Et le prudent Tèlémakhos lui répondit :
– Tu verras, si tu le veux, cher père, que je ne déshonorerai point ta race.
Il parla ainsi, et Laertès s'en réjouit et dit :
– Quel jour pour moi, dieux amis ! Certes, je suis plein de joie ; mon fils et mon petit-fils luttent de vertu.
Et Athènè aux yeux clairs, s'approchant, lui dit :
– Arkeisiade, le plus cher de mes compagnons, supplie le père Zeus et sa fille aux yeux clairs, et, aussitôt, envoie ta longue lance, l'ayant brandie avec force.

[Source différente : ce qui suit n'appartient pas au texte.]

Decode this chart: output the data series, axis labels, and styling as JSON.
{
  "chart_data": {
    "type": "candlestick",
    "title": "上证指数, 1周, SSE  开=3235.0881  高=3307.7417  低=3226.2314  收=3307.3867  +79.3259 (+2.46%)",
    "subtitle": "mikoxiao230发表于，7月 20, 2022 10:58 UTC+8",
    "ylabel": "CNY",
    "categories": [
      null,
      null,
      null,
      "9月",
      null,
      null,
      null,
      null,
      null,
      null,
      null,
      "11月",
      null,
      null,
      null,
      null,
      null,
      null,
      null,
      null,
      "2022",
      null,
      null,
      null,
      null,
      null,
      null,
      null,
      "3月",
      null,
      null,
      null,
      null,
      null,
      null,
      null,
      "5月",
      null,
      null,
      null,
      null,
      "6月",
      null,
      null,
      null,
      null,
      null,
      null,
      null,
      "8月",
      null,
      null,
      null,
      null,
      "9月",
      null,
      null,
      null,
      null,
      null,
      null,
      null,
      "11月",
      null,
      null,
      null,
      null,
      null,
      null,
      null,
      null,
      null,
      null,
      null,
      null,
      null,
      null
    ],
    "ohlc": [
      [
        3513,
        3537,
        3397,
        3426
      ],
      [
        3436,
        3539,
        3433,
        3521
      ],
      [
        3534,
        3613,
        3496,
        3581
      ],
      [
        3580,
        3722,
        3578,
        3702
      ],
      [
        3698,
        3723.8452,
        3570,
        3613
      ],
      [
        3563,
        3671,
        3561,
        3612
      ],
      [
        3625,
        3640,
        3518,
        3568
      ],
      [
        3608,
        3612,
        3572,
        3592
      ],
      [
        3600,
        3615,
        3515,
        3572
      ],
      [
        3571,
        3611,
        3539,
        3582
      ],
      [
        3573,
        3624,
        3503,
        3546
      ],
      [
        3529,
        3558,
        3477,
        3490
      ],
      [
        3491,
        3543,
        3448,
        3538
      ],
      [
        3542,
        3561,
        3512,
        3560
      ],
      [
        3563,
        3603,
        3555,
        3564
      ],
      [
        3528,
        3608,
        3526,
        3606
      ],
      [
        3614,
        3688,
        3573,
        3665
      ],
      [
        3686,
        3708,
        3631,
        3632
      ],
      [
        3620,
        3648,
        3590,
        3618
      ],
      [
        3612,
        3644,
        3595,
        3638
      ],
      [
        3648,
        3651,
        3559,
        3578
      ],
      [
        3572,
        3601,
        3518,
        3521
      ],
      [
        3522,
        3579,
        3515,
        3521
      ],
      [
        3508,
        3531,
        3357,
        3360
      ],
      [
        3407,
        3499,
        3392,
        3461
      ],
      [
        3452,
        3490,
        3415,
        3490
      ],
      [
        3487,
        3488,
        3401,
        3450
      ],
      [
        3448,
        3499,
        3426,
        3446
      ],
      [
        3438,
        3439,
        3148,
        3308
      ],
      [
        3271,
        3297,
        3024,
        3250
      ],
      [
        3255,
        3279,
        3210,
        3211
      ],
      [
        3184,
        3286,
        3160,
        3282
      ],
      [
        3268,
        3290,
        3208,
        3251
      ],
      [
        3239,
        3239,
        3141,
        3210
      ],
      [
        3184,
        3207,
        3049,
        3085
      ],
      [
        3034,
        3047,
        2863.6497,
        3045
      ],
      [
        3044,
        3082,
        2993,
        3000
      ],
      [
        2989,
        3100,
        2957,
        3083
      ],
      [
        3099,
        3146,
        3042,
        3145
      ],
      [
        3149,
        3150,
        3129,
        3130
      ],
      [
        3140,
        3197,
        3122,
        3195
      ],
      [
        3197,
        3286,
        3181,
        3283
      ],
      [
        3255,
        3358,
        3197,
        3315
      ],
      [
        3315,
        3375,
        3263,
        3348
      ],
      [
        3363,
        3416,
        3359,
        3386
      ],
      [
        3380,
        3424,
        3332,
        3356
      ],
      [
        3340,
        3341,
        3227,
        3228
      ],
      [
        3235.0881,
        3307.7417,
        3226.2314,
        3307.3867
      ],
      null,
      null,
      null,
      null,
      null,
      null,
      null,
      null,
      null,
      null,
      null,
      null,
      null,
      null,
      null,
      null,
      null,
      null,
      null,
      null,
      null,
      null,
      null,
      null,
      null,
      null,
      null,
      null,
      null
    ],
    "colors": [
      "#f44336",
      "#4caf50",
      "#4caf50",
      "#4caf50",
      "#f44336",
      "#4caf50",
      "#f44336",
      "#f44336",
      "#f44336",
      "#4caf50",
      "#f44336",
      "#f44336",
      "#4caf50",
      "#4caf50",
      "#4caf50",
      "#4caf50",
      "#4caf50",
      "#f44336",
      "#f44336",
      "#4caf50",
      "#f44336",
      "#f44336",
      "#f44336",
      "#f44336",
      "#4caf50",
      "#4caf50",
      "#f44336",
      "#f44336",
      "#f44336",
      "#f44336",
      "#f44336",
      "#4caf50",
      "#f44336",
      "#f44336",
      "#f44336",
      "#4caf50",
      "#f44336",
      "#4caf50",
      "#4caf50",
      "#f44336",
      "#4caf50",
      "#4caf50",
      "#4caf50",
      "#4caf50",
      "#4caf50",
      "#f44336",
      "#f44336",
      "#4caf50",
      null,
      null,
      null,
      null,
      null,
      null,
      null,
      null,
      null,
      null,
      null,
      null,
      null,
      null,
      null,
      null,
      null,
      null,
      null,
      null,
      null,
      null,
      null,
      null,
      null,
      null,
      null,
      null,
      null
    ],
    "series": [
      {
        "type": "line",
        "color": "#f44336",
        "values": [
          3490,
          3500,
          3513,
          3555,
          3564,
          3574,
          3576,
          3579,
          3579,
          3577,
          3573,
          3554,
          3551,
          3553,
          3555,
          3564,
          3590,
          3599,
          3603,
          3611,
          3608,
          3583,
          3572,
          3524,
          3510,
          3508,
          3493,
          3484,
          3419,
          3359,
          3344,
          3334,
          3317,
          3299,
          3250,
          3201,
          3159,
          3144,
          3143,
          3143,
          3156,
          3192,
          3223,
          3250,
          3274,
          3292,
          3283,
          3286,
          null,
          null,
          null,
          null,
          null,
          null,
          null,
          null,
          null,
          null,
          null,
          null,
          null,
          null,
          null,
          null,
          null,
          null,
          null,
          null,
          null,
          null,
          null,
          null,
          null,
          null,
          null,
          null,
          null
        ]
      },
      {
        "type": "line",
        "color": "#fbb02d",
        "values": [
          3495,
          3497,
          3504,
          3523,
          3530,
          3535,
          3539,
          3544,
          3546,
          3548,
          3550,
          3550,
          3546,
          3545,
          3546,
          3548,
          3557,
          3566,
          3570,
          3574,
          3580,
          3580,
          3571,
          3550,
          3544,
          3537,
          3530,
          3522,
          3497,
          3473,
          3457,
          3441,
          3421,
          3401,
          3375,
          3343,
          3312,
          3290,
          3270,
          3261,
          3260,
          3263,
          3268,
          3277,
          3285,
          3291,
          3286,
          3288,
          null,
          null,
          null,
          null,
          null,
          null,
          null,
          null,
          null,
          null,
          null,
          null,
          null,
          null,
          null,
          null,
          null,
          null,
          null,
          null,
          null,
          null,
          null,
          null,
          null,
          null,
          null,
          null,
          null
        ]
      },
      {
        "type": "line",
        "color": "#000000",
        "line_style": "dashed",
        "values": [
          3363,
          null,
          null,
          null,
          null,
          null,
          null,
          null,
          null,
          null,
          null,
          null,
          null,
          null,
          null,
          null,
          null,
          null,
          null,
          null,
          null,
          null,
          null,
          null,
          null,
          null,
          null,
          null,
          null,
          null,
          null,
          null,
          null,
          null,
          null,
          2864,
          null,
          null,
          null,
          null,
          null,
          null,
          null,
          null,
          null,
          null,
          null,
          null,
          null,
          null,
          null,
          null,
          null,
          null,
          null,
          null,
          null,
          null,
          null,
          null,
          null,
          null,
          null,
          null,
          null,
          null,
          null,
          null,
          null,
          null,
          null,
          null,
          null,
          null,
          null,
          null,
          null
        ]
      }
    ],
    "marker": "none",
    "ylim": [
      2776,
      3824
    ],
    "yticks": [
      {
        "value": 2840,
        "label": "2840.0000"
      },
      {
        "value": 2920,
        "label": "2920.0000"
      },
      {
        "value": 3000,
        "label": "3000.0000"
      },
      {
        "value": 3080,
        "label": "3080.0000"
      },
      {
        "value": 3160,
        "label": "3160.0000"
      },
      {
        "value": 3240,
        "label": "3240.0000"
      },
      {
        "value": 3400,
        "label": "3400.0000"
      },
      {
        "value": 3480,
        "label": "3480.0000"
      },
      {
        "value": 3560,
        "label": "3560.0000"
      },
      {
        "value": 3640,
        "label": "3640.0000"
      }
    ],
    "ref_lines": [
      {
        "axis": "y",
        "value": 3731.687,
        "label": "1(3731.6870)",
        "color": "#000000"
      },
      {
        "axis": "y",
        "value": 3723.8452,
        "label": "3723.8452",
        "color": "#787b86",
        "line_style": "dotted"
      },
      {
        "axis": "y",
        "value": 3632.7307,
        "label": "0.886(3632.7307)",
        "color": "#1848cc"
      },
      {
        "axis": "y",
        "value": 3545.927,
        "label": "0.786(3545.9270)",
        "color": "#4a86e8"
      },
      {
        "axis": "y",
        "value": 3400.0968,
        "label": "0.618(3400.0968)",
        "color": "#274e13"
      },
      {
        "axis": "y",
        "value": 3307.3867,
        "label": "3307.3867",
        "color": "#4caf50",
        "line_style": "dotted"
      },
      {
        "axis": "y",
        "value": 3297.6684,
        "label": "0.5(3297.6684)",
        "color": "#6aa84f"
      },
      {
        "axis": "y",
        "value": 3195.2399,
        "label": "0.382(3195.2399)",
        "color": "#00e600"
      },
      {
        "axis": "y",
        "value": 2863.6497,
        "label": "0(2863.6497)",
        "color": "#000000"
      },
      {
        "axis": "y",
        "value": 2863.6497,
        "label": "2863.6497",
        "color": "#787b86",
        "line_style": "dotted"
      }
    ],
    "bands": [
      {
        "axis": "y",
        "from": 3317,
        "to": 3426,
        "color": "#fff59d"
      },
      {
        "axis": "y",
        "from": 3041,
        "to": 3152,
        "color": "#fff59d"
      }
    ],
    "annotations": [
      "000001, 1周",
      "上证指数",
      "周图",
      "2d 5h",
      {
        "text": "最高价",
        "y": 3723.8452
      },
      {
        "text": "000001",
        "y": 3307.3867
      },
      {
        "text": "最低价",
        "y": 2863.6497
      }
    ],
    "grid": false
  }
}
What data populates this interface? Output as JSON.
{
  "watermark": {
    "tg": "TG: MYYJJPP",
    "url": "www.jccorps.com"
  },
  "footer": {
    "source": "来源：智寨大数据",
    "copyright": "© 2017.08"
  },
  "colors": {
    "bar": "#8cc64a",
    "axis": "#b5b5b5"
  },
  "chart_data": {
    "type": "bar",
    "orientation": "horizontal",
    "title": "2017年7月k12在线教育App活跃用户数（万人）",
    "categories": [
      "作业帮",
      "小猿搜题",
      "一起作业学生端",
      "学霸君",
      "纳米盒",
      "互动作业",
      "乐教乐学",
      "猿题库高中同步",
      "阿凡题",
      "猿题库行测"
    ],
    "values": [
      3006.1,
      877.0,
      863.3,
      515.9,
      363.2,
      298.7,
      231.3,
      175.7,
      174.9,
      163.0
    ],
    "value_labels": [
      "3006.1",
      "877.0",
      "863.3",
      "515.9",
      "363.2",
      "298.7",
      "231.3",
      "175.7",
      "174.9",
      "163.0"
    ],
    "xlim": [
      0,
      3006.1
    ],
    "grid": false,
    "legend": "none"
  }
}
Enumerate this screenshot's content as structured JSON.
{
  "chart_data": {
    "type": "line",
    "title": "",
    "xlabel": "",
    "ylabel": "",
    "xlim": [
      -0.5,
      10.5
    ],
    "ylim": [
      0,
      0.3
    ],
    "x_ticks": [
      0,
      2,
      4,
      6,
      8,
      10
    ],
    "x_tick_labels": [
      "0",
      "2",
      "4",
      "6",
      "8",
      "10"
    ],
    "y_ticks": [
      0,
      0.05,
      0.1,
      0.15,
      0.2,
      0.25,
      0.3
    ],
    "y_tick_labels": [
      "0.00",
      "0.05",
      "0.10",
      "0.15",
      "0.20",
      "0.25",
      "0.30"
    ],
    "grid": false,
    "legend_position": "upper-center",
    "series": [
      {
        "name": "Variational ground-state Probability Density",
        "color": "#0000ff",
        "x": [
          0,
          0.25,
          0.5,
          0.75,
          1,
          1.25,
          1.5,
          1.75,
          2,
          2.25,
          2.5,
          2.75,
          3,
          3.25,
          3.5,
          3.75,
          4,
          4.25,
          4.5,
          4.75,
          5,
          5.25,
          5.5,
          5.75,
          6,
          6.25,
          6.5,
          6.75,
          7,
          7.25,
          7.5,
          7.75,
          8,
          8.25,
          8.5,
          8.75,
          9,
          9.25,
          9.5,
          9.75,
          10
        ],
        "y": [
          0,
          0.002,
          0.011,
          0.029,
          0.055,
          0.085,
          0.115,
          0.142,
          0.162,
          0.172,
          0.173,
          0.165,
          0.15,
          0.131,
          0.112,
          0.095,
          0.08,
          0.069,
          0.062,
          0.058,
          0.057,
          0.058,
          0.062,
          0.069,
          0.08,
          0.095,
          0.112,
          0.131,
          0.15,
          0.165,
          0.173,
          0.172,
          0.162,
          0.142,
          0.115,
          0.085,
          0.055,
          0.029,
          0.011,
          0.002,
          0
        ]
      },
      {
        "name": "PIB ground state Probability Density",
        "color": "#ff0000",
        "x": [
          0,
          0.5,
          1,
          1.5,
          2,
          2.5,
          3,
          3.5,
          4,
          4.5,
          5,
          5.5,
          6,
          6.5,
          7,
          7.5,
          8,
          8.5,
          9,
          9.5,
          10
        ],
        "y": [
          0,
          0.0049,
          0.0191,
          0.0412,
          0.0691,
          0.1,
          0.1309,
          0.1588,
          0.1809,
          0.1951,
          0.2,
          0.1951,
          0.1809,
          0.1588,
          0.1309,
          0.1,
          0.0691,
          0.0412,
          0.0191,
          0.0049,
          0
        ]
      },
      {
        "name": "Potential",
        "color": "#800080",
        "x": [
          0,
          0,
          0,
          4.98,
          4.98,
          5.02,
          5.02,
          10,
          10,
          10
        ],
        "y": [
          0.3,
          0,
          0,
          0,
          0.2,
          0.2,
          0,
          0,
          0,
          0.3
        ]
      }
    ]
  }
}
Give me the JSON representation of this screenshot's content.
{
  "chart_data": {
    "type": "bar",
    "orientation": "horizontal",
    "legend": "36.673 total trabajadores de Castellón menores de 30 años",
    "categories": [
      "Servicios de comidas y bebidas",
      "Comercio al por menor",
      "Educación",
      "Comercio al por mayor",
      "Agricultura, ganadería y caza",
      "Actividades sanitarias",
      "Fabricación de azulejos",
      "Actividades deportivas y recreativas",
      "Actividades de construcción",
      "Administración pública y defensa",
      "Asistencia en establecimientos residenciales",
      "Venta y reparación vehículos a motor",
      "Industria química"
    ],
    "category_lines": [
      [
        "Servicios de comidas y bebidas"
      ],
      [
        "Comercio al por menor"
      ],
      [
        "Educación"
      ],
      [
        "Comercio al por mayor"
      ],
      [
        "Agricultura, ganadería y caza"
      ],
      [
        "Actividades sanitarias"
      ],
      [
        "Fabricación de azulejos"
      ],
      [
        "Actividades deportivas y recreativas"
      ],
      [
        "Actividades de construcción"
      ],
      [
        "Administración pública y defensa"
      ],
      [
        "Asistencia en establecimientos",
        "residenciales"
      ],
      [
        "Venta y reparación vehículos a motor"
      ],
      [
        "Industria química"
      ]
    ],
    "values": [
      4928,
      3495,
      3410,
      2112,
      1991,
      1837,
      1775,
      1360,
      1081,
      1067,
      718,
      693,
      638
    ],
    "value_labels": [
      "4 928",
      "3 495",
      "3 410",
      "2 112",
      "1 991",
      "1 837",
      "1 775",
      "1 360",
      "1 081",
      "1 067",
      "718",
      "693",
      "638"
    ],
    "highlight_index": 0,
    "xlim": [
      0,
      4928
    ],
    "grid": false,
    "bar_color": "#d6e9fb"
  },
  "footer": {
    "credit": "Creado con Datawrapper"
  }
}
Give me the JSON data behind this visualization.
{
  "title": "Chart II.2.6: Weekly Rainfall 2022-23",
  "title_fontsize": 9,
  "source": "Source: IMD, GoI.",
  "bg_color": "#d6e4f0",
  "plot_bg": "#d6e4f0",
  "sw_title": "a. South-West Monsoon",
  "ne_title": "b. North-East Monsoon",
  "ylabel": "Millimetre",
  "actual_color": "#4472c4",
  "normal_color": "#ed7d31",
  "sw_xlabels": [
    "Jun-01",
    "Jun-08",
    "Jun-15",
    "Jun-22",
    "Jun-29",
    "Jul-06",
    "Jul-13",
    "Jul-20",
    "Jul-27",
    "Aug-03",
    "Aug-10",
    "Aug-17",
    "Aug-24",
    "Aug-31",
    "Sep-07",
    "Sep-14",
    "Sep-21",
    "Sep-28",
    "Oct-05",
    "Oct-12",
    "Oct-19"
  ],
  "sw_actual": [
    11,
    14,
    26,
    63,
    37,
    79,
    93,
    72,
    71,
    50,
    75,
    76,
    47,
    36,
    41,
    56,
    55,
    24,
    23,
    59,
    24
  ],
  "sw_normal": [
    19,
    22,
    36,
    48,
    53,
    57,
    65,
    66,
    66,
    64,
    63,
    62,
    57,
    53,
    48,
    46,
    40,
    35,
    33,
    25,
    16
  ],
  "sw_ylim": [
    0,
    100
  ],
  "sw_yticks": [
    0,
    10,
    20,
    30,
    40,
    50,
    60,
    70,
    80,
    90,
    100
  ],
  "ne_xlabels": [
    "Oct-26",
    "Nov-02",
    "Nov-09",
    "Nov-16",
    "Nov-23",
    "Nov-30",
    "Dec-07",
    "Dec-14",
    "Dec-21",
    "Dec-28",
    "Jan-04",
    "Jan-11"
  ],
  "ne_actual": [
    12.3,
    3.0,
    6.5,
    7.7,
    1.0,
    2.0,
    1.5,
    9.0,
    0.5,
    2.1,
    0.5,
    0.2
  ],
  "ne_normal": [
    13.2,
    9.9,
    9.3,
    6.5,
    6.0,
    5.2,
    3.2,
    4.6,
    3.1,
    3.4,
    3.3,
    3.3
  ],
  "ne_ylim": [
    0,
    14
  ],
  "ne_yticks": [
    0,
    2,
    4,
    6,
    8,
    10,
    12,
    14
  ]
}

Ayant ainsi parlé, Pallas Athènè lui inspira une grande force, et il pria la fille du grand Zeus, et il envoya sa longue lance brandie avec force. Et il frappa le casque d'airain d'Eupeithès, qui ne résista point, et l'airain le traversa. Et Eupeithès tomba avec bruit, et ses armes résonnèrent sur lui. Et Odysseus et son illustre fils se ruèrent sur les premiers combattants, les frappant de leurs épées et de lances à deux pointes. Et ils les eussent tous tués et privés du retour, si Athènè, la fille de Zeus tempétueux, n'eût arrêté tout le peuple en criant :
– Cessez la guerre lamentable, Ithakèsiens, et séparez-vous promptement sans carnage.
Ainsi parla Athènè, et la terreur blême les saisit, et leurs armes, échappées de leurs mains, tombèrent à terre, au cri de la déesse ; et tous, pour sauver leur vie, s'enfuirent vers la ville. Et le patient et divin Odysseus, avec des clameurs terribles, se rua comme l'aigle qui vole dans les hauteurs. Alors le Kronide lança la foudre enflammée qui tomba devant la fille aux yeux clairs d'un père redoutable. Et, alors, Athènè aux yeux clairs dit à Odysseus :
– Divin Laertiade, subtil Odysseus, arrête, cesse la discorde de la guerre intestine, de peur que le Kronide Zeus qui tonne au loin s'irrite contre toi.
Ainsi parla Athènè, et il lui obéit, plein de joie dans son coeur. Et Pallas Athènè, fille de Zeus tempétueux, et semblable par la figure et par la voix à Mentôr, scella pour toujours l'alliance entre les deux partis.